MBS Live Recap: Bond Rout Kicks Into Higher Gear
The first day of a new month always holds opportunities and risks for rates. Investors who were compelled to hold certain positions through yesterday are suddenly more free to move about the cabin. In today's case, most of them jumped out of that cabin!
There were some moments of reasonably flat trading earlier this morning, but as soon as the NYSE opened at 9:30am, it was essentially a sell-a-thon for the rest of the day. In part, this speaks to the increased prevalence of bond-related ETF trading in recent years. Specifically, it suggests heavy selling of those ETFs by money managers, speculators, and hedge funds.

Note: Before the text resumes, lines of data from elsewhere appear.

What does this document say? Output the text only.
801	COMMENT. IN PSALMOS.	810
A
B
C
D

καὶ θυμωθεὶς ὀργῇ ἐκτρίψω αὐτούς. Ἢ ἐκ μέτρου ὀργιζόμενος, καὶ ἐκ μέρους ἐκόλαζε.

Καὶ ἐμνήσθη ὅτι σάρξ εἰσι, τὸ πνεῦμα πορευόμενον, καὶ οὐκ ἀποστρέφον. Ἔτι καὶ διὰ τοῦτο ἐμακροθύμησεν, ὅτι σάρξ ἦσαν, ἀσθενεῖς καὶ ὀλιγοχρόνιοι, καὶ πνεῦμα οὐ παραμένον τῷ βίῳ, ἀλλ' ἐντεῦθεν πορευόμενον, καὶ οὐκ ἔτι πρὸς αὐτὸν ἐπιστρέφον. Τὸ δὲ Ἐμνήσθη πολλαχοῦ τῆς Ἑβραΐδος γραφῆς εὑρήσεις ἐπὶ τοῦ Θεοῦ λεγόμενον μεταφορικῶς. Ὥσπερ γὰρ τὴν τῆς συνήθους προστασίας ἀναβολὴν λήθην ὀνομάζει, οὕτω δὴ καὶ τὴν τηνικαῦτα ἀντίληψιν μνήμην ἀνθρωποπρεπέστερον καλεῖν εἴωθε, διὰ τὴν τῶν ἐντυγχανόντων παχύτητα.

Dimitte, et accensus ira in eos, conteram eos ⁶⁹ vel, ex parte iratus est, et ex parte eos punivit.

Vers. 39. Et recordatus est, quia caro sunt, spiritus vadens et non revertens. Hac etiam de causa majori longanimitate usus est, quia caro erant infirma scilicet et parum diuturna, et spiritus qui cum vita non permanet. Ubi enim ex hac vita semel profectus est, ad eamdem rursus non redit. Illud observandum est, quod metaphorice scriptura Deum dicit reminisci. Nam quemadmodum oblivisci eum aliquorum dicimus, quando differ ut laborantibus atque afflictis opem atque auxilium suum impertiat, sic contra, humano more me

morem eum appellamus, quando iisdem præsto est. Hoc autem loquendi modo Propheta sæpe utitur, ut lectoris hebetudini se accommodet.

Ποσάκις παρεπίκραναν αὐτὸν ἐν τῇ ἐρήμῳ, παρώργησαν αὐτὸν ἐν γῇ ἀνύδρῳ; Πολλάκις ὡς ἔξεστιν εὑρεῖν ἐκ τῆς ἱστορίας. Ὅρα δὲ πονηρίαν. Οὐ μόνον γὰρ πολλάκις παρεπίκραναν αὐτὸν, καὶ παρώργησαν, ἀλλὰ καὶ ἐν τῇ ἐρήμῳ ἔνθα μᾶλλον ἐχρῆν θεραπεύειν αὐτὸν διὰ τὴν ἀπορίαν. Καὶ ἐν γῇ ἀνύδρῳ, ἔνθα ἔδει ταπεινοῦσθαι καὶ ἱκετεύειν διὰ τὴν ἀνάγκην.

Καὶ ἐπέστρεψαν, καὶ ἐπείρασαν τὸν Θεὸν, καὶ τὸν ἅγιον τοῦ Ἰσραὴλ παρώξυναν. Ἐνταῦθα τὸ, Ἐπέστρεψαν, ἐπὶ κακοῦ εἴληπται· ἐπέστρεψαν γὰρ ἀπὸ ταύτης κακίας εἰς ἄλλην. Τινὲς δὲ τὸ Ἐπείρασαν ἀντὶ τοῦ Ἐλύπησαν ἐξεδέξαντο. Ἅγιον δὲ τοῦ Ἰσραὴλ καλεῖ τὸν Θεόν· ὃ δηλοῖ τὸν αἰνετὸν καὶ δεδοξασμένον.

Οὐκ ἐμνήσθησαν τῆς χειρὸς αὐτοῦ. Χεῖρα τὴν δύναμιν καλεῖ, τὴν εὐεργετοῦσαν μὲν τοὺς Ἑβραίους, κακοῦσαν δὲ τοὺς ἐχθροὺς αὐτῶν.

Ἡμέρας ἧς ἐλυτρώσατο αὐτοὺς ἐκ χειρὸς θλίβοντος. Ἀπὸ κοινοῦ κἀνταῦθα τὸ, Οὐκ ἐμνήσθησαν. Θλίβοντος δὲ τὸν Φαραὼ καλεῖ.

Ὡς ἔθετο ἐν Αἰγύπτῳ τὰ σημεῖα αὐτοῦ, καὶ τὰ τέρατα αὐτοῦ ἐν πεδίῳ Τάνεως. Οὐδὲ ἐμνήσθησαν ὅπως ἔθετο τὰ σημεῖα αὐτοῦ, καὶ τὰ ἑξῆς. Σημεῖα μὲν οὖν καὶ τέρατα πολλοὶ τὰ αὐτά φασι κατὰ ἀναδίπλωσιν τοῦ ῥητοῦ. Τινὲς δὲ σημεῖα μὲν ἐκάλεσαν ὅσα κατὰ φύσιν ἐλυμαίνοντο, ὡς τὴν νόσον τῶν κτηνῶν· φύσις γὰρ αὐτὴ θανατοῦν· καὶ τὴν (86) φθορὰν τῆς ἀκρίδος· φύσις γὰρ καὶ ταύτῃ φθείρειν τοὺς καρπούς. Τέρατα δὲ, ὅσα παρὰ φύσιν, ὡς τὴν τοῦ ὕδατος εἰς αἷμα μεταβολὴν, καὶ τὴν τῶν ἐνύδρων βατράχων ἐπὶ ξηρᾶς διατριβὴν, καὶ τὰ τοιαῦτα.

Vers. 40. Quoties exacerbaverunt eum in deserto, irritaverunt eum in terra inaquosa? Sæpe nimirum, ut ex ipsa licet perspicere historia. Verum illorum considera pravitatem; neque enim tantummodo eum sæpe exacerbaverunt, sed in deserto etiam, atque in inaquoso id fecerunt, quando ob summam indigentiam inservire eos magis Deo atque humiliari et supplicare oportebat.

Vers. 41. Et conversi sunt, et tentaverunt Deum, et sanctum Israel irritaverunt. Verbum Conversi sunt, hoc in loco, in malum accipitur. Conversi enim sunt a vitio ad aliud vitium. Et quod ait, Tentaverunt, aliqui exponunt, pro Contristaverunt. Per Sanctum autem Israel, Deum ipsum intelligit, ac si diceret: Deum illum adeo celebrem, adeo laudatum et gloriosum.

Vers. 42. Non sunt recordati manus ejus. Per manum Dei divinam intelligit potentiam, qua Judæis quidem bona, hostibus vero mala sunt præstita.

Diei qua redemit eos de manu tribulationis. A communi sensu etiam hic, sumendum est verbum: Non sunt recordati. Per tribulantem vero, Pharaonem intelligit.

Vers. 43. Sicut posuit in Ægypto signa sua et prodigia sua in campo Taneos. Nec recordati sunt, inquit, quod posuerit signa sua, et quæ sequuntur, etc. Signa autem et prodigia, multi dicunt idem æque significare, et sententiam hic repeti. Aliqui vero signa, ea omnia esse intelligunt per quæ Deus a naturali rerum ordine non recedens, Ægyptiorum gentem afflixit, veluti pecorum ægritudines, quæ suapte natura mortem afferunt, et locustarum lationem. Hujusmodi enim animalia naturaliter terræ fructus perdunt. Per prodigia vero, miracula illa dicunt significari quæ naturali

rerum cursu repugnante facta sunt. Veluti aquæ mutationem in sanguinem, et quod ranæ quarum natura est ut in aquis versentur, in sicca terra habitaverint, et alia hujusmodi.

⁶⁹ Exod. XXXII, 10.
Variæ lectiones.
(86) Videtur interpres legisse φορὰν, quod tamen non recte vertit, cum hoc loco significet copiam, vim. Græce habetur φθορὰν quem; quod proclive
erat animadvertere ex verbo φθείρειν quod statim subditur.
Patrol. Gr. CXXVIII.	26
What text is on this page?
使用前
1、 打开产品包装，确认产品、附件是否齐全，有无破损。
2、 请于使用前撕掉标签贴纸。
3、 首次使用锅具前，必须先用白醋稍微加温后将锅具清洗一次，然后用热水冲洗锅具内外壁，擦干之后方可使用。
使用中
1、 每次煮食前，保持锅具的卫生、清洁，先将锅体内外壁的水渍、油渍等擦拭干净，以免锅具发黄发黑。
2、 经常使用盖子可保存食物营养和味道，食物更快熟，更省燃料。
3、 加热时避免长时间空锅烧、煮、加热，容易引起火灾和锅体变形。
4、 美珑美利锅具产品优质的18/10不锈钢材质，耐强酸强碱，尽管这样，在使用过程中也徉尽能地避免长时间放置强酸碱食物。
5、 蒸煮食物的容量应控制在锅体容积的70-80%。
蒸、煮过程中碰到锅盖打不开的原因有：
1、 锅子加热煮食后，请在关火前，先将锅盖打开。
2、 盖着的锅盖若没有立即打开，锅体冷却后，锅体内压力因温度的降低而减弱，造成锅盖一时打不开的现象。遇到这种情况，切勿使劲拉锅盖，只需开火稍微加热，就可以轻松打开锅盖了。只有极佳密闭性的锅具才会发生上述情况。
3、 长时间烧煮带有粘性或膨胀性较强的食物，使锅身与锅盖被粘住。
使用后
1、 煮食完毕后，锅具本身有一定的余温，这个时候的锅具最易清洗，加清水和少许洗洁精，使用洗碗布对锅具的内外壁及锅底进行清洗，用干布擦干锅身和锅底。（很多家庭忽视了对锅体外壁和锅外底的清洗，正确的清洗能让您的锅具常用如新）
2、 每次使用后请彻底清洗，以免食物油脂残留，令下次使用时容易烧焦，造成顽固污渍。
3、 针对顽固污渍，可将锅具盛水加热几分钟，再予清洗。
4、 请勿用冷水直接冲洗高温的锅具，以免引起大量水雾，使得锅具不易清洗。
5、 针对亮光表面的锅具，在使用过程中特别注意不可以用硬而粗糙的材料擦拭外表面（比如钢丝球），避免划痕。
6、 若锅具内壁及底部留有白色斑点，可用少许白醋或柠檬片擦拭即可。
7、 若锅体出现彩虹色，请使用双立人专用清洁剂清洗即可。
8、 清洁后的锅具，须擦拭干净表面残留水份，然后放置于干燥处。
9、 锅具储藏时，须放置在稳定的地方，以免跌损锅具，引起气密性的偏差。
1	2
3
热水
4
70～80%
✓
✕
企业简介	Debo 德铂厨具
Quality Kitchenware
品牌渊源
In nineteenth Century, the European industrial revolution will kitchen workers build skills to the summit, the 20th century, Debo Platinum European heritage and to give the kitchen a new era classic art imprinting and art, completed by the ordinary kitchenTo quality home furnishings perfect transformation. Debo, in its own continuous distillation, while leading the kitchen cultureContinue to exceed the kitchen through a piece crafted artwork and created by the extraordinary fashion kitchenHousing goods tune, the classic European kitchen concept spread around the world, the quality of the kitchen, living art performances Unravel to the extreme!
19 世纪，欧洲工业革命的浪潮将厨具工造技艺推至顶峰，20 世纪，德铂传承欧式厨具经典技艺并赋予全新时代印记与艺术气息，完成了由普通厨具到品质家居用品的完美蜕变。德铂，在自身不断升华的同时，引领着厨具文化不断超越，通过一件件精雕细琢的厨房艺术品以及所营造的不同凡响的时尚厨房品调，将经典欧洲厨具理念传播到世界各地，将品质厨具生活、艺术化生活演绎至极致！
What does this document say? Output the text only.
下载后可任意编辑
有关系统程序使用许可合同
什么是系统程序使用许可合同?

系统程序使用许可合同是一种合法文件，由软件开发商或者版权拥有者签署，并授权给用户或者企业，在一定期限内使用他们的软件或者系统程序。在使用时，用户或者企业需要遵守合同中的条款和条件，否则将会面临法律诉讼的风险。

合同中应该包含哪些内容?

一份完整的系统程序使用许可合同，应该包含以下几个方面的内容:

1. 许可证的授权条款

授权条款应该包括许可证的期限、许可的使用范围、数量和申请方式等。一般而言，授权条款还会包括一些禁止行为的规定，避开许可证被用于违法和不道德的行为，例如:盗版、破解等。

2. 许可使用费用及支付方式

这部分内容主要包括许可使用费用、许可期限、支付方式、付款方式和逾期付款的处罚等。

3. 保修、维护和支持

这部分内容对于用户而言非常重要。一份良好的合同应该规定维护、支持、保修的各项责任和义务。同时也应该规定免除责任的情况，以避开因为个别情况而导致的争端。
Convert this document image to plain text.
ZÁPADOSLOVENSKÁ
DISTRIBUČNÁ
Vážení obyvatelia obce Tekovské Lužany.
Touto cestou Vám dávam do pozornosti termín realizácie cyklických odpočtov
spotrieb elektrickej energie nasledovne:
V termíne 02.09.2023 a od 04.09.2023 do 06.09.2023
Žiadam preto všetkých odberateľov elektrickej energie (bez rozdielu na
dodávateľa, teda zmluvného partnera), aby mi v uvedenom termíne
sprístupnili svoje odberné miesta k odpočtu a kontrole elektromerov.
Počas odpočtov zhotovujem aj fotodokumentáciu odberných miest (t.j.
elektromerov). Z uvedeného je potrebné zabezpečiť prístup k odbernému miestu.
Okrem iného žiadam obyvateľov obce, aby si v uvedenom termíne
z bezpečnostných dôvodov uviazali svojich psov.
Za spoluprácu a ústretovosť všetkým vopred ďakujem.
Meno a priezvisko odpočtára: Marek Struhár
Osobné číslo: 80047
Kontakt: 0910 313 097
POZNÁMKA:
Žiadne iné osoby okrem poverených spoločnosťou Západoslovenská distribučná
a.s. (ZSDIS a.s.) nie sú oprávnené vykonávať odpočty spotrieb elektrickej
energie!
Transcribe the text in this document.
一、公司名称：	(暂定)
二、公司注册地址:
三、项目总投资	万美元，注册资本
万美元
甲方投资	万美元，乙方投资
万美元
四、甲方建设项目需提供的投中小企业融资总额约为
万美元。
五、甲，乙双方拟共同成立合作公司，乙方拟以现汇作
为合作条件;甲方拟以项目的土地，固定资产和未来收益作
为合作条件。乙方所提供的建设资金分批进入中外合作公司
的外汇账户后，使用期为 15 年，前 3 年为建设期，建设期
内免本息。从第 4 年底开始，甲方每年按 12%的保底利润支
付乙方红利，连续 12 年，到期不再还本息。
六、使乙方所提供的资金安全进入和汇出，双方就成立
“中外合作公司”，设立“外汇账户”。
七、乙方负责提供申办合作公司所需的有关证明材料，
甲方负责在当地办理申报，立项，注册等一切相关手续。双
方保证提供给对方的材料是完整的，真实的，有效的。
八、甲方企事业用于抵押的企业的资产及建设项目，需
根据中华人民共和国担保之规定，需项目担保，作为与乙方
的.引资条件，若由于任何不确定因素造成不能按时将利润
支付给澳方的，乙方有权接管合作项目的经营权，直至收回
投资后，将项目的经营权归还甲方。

For a more general idea of why things are so bad, here's a useful paragraph from the daily Ratewatch article on Mortgagenewsdaily.com:
What's up with all the recent drama in rates? Nothing new really... Investors are concerned about increased bond market supply (higher supply = lower bond prices = higher rates) due to fiscal spending initiatives. Because that spending may have a stimulative effect on the economy, investors are also concerned about rising growth and inflation, either of which are bad for rates. OTHER investors are worried about the first group of investors and thus are making trades to try to get ahead of them. This also pushes rates higher. Additionally, global monetary policy seems like it may be on the verge of a unified tightening, much like there was unified loosening in 2008-2015. A removal of policy accommodation means big central banks are buying fewer bonds. Lower demand for bonds = lower prices = higher rates. Finally, some traders are simply reacting to the momentum--selling bonds when rates rise above a certain threshold intraday (again, selling = higher rates), thus creating a snowball effect that pushes rates higher.